First, in Australia, both Labor and the Coalition are introducing/plan to introduce a form of paid parental leave to replace the baby bonus. Labor’s policy is set at the minimum wage and is therefore cheaper to the taxpayer and less onerous on the employer; the Coalition’s (which really is gold plated) will probably crowd out private provision and prove burdensome to small business. Both policies are bad ideas, although they are better than the baby bonus, as they (if you accept that this is a reasonable goal for public policy) will have eugenic, rather than dysgenic effects. That is, they reward breeding by people who are in work, rather than breeding by just anyone. It is not terribly kosher to say this, but broadening the tax base in order to pay for any sort of state (including a welfare state) via taxes requires the production of more taxpayers.
Second, when I pointed out that there is a policy alternative, and that the alternative actually involves a tax cut, I was surprised to find that many people – even libertarians/classical liberals – do not know what it is, or how it works. The alternative is ‘income splitting’, and if it is to work properly it needs to be combined with the provision of cheap childcare, preferably through a generous regime of tax deductions (including for help in the home). It is cheaper (considerably) than paid parental leave, but involves changing the way we think about welfare. Only one country has ‘the full package’: income splitting + cheap childcare via tax deductibility + tax breaks for couples with 3 children (but not, interestingly, for families with 6 children). That country is France (which means France is a lower tax country than it otherwise appears).
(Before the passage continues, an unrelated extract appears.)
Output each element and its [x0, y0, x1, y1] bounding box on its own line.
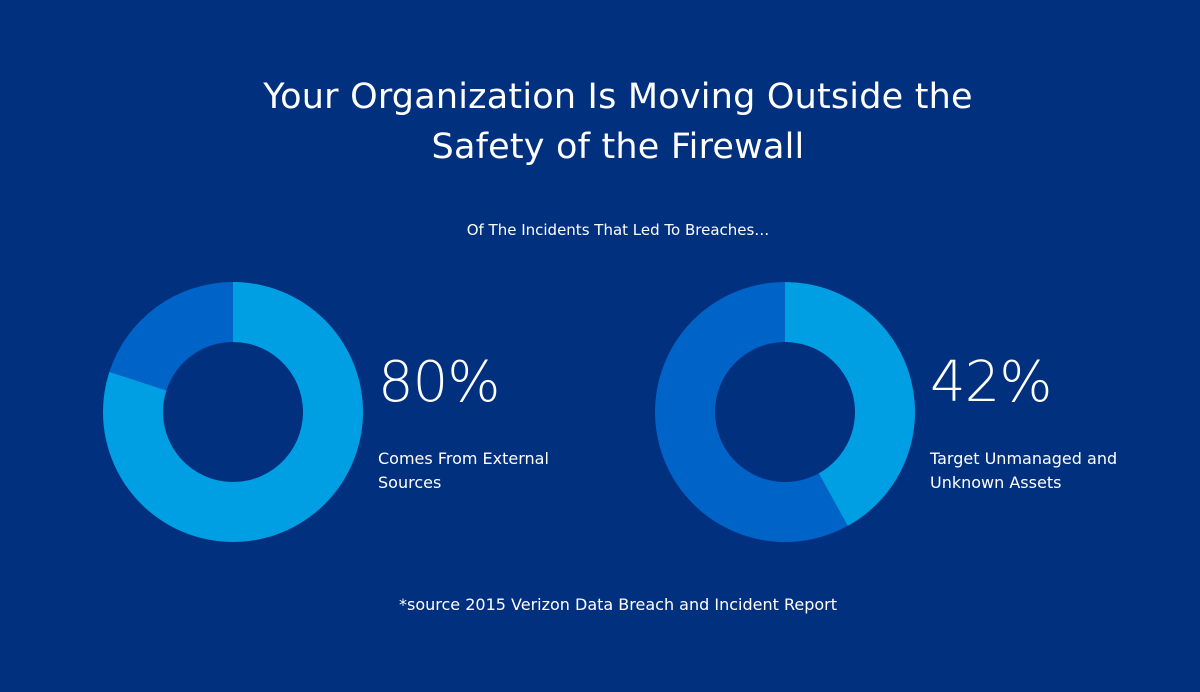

France has the highest birthrate in the developed world, including among educated people (the group that applies cost-benefit analysis to the bearing/rearing of children with the most rigour, as demographic data across the developed world indicates).
Now, if you accept that population growth among the educated and employed is a proper goal for public policy (not everyone does, but it is clear that Labor and the Coalition both do, and there is cross-party agreement on these policies in France, too), here is how income splitting works (the most ‘numbers heavy’ part of the deal). The graphic provided here was produced by Mr Alan Barr, a Scottish tax lawyer of genius. I was lucky to have him as my tax tutor, with an eventual view to practising in this area. This is his Chambers profile, and this is his firm page. Mr Barr’s figures use real HMRC rates, which are available via HMRC’s website. The ‘personal allowance’ is what British people call Australia’s ‘tax free threshold’. To make the figures clearer, he has excluded the operation of National Insurance Contributions. This has the effect of making them look ‘more Australian’, as Australia does not have NICs.
As you can see, the first set of figures shows what happens now, particularly in a PAYE arrangement with few or no available deductions. The Bells finish up with a tax liability of £23,864, which in the expensive-to-live-in UK, will probably have the effect of forcing Mrs Bell into the workforce when her children are small, something now known to be deleterious, especially for the ‘squeezed middle’ (for some reason, both single parenthood and early childcare has no effect on the top quintile of the population; there is a mountain of data on this; no-one knows why). The Bells will then likely find themselves going backwards, as childcare is (a) expensive (b) overregulated, and (c) not tax-deductable.
Solution? Fewer children. People do not like being played for suckers.
In the second example, the Bells have undergone French-style ‘income splitting’, which reduces their tax liability significantly – to the tune of £10,116. As you can see, income splitting allows the apportionment of the higher earner’s income between the two parties for the purposes of tax efficiency. When combined with cheap childcare, it allows a reasonable split between childcare in the home, and paid childcare (whether in the home or outside it).
Effect? More children, and the understanding that society is not playing parents for suckers.
I have a stack of exams to sit (including one in Alan Barr’s subject, tax), so I have not discussed other implications of this policy (in France, for example, it has been observed that poorer families often prefer income splitting with a stay-at-home parent, usually but not always the mother; wealthier parents often prefer the cheap childcare option). I have written this post mainly as a public information service, so people know how the system works, as well as know that it is used in one developed country and considered seriously in others, as Mr Barr’s tax classes indicate.
May I also suggest that neither Labor nor the Coalition have been thinking very carefully when trying to develop Australian tax policy in this area?